First, Russian uses the Cyrillic alphabet (а б в г / ah buh vuh guh / a b c g) which means that once you learn the letters, then you can read anything. What’s more, and probably the familiar part of Russian to any learned of the language, is that when you learn the word stems then you just need to focus on the word endings and you’ll have a large vocabulary. Contrast that with Chinese in which there are hundreds and thousands of characters to learn each of which have their own meaning and then can be combined with others to make new words. You won’t learn either language over night but you can at least have a basic grasp of the Russian alphabet over night which helps you use a dictionary.

Finally, combining the Cyrillic alphabet and the word stems means using a Russian dictionary is much easier than using a Chinese dictionary, even if it’s electronic. Granted, in this day and age of cell phones and touch displays, it’s not too difficult to enter in your text or simply take a picture and have it translated for you (which I’ve described before). However, typing in a Russian word is easier than trying to write in a Chinese character. Further, when you look up a Russian word you are faced with the word itself (which you can read because you now know the alphabet) and then its meaning. Contrast the Chinese language in which you need to first get the right character (some are very similar to each other but have very different meanings), then write down the pinyin (that is, the romanized method of pronouncing the Chinese character and helps a lot of people learn the language quicker than without), and then the definition of that character.

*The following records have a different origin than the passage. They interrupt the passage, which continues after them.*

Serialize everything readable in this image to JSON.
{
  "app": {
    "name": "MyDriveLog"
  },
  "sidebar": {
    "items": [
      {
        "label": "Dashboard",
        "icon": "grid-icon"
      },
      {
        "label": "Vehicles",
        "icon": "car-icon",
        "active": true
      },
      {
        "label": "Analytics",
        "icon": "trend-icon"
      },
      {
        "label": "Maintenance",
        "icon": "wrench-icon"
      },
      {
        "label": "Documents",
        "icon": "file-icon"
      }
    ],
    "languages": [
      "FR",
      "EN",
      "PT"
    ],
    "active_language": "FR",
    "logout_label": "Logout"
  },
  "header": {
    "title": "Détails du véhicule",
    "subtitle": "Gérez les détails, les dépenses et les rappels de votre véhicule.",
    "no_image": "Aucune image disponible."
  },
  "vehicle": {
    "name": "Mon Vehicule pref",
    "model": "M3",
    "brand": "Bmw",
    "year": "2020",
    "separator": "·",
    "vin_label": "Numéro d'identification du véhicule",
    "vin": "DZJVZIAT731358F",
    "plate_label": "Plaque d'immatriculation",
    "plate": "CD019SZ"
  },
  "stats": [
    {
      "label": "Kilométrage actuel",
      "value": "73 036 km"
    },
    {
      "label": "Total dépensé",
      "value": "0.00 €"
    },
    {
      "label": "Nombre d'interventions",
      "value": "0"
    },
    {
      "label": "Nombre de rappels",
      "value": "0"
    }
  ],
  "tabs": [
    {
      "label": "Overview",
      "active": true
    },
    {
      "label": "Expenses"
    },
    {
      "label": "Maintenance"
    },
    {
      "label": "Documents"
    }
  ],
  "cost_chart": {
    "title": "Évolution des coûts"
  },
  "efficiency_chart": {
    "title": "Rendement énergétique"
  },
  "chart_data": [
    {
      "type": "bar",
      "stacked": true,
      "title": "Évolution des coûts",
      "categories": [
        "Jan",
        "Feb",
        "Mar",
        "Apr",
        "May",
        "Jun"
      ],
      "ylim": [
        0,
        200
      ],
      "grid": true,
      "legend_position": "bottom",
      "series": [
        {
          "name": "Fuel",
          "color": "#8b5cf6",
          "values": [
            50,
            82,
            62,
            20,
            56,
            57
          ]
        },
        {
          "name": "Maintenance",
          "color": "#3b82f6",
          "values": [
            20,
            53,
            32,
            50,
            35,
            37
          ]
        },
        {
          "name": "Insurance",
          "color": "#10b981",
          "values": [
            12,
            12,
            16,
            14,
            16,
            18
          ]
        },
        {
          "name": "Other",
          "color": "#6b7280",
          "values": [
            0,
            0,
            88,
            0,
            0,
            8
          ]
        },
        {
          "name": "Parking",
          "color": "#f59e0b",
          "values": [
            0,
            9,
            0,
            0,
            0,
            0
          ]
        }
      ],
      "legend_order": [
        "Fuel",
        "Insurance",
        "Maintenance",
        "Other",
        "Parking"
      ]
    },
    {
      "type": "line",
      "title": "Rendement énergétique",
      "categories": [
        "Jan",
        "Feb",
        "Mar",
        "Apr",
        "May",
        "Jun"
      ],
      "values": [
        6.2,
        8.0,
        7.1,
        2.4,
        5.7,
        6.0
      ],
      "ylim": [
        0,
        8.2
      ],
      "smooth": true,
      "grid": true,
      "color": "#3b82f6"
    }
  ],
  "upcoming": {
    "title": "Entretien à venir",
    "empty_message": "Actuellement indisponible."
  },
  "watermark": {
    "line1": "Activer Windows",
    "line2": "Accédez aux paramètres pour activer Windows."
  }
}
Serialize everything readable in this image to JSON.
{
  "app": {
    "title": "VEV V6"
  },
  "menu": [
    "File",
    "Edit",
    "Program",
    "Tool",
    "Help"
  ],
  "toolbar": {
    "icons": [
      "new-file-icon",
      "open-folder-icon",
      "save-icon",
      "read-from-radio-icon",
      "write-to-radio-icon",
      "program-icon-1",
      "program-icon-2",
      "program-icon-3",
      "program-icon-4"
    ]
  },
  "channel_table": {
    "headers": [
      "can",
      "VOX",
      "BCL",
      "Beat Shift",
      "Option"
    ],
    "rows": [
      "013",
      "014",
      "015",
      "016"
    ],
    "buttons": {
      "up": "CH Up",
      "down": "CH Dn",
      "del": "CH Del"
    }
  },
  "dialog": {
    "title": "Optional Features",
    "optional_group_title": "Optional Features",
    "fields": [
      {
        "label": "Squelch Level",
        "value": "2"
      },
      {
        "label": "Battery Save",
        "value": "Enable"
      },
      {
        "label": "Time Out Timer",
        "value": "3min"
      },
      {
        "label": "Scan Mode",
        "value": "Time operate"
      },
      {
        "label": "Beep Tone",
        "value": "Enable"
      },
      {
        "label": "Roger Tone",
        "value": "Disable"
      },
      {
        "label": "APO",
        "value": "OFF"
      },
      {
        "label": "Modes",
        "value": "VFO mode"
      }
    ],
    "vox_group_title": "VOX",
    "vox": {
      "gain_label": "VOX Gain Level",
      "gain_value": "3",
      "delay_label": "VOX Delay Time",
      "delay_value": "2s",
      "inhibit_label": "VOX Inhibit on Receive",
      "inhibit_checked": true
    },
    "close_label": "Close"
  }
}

So how good is my Russian and what books did you use?

I didn’t really want to study with a teacher because I knew it would be expensive and also require much more of a commitment of time, which I don’t always have during the semester. So, instead, I opted to focus on reading and listening. I bought two books, The New Penguin Russian Course by Nicholas J. Brown and Russian Stories: A Dual-Language Book by Gleb Struve which contains several short stories by well-known Russian writers, including Tolstoy, Tergenov and Gogol (though many will point out that he was Ukrainian, he did write in Russian). I made it about half way through the course book and only maybe a third of the way through the Russian short stories but, in my defense, I opted to read and watch “real Russian” news instead of simply trying to learn from the textbook. So, on top of reading I also watched quite a bit of Russia 24 (a Russian news network) and read articles from RT.ru. Along the way, as if only fair, I also read a little bit more Ukrainian just to see how interchangeable the languages are. They are a little bit, but they are still subtantially different from one another.

And at this point, I’d say my Russian is pretty terrible, which is the purpose of this winter vacation. Right after I decided to learn Russian I also asked myself “How can I apply this language? Why spend any time learning this language at all?” To which I responded, as any normal person would say, “Go to Russia!” Which would prompt me to ask, “When should I go there?” and to which you might respond, “During your vacation!”

And so this winter vacation I will be taking the train from Beijing all the way up to Saint Petersberg, a route you probably know to be the Trans-Siberian or the Trans-Mongolian, in an effort to practice my Russian.